Australian sociologist

Vivien Joan Johnson (born 1949) is an Australian sociologist, writer on Indigenous Australian art, curator, teacher and former editor-in-chief of the Dictionary of Australian Artists Online. Based in Sydney, her work frequently focuses on the community of Papunya in the Northern Territory. Johnson's research integrates sociological, anthropological, philosophical, and art historical approaches, with a focus on Indigenous cultural and intellectual property rights.

== Achievements ==
Johnson was elected a Fellow of the Australian Academy of the Humanities in 1998.

Johnson curated the 2003–2005 Clifford Possum Tjapaltjarri national touring retrospective and the 2007–2008 National Museum of Australia's Papunya Painting: out of the desert which toured to Sydney and Beijing.

In 2005 she was made Professor of New Media Narrative and Theory at the University of New South Wales. As of 2021 she is Adjunct Art and Design Professor.

In 2020 Johnson was made a National Library of Australia fellow looking at Writing Papunya: The Making of an Illustrated Vernacular Literature 1974-1991

Between 2009 and 2026 Johnson worked on a revitalisation work on the collection of Papunya Literature Production Centre resources at Papunya which resulted in a new publication and a large scale exhibition Wangka Walytja which began travelling in 2024.
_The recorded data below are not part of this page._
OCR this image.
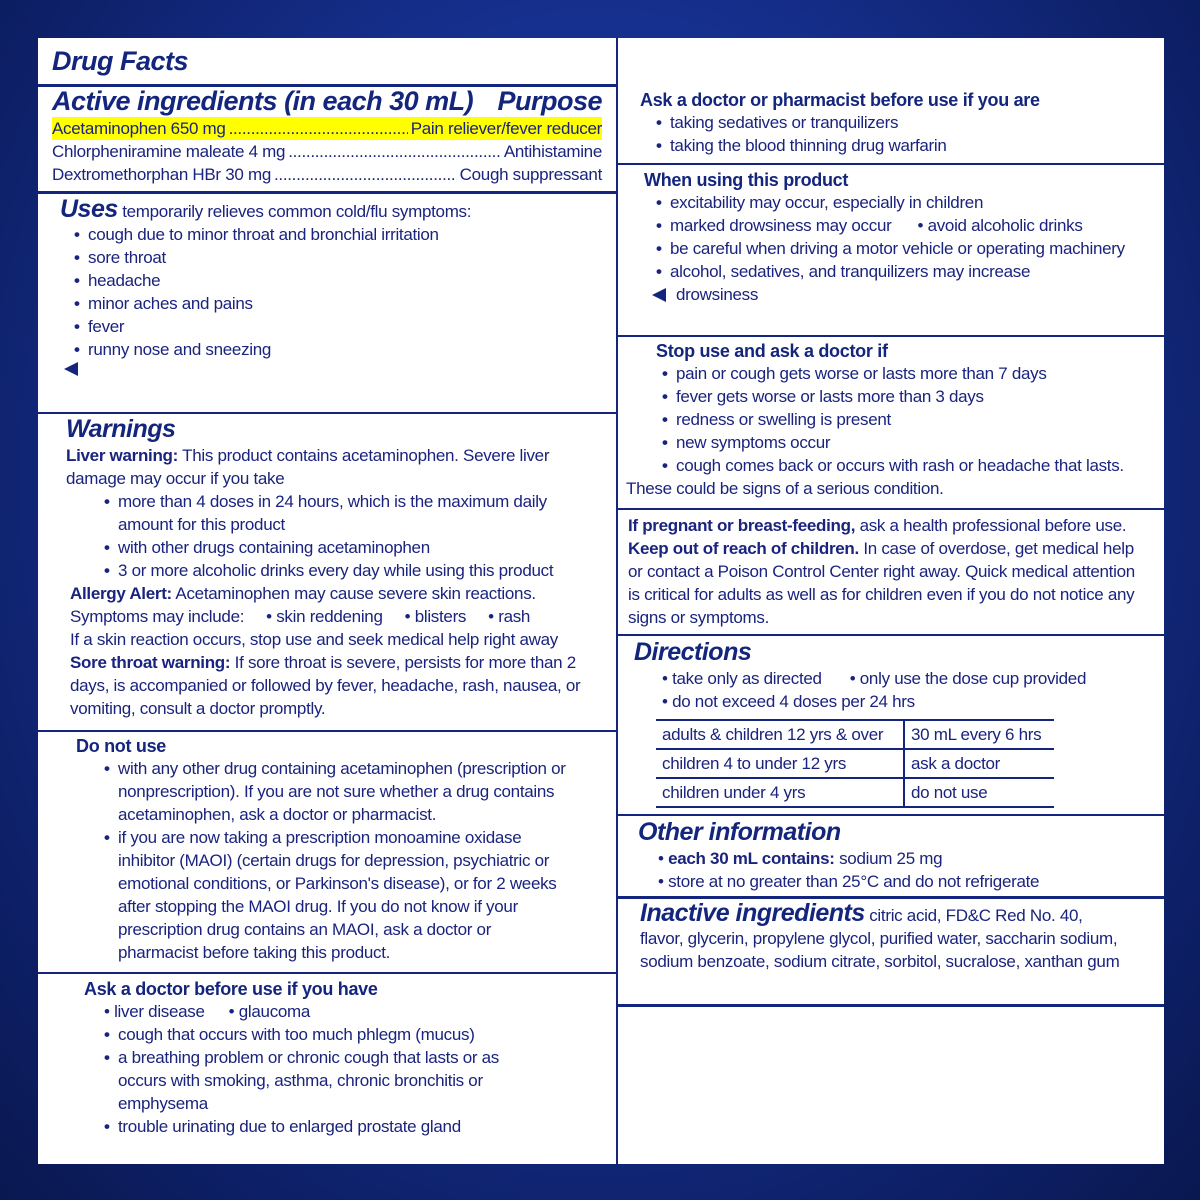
Drug Facts
Active ingredients (in each 30 mL) Purpose
Acetaminophen 650 mg .....	Pain reliever/fever reducer
Chlorpheniramine maleate 4 mg .....	Antihistamine
Dextromethorphan HBr 30 mg .....	Cough suppressant
Uses temporarily relieves common cold/flu symptoms:
• cough due to minor throat and bronchial irritation
• sore throat
• headache
• minor aches and pains
• fever
• runny nose and sneezing
Warnings
Liver warning: This product contains acetaminophen. Severe liver damage may occur if you take
• more than 4 doses in 24 hours, which is the maximum daily amount for this product
• with other drugs containing acetaminophen
• 3 or more alcoholic drinks every day while using this product
Allergy Alert: Acetaminophen may cause severe skin reactions.
Symptoms may include: • skin reddening • blisters • rash
If a skin reaction occurs, stop use and seek medical help right away
Sore throat warning: If sore throat is severe, persists for more than 2 days, is accompanied or followed by fever, headache, rash, nausea, or vomiting, consult a doctor promptly.
Do not use
• with any other drug containing acetaminophen (prescription or nonprescription). If you are not sure whether a drug contains acetaminophen, ask a doctor or pharmacist.
• if you are now taking a prescription monoamine oxidase inhibitor (MAOI) (certain drugs for depression, psychiatric or emotional conditions, or Parkinson's disease), or for 2 weeks after stopping the MAOI drug. If you do not know if your prescription drug contains an MAOI, ask a doctor or pharmacist before taking this product.
Ask a doctor before use if you have
• liver disease • glaucoma
• cough that occurs with too much phlegm (mucus)
• a breathing problem or chronic cough that lasts or as occurs with smoking, asthma, chronic bronchitis or emphysema
• trouble urinating due to enlarged prostate gland
Ask a doctor or pharmacist before use if you are
• taking sedatives or tranquilizers
• taking the blood thinning drug warfarin
When using this product
• excitability may occur, especially in children
• marked drowsiness may occur • avoid alcoholic drinks
• be careful when driving a motor vehicle or operating machinery
• alcohol, sedatives, and tranquilizers may increase
drowsiness
Stop use and ask a doctor if
• pain or cough gets worse or lasts more than 7 days
• fever gets worse or lasts more than 3 days
• redness or swelling is present
• new symptoms occur
• cough comes back or occurs with rash or headache that lasts.
These could be signs of a serious condition.
If pregnant or breast-feeding, ask a health professional before use. Keep out of reach of children. In case of overdose, get medical help or contact a Poison Control Center right away. Quick medical attention is critical for adults as well as for children even if you do not notice any signs or symptoms.
Directions
• take only as directed • only use the dose cup provided
• do not exceed 4 doses per 24 hrs
adults & children 12 yrs & over	30 mL every 6 hrs
children 4 to under 12 yrs	ask a doctor
children under 4 yrs	do not use
Other information
• each 30 mL contains: sodium 25 mg
• store at no greater than 25°C and do not refrigerate
Inactive ingredients citric acid, FD&C Red No. 40, flavor, glycerin, propylene glycol, purified water, saccharin sodium, sodium benzoate, sodium citrate, sorbitol, sucralose, xanthan gum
She was a longtime friend of artist Kumantje Jagamara, and spoke at his funeral in March 2021.

== Select publications ==
- The art of Clifford Possum Tjapaltjarri (1994)
- Western Desert Artists: A Biographical Dictionary (1995)
- Lives of the Papunya Tula Artists (2008)
- Once Upon a Time in Papunya (2010)
- Streets of Papunya : the re-invention of Papunya painting (2015)
- Wangka Walytja: the life and times of the Papunya Literature Production Centre (2026)
Johnson has also published over 100 articles in art and academic journals.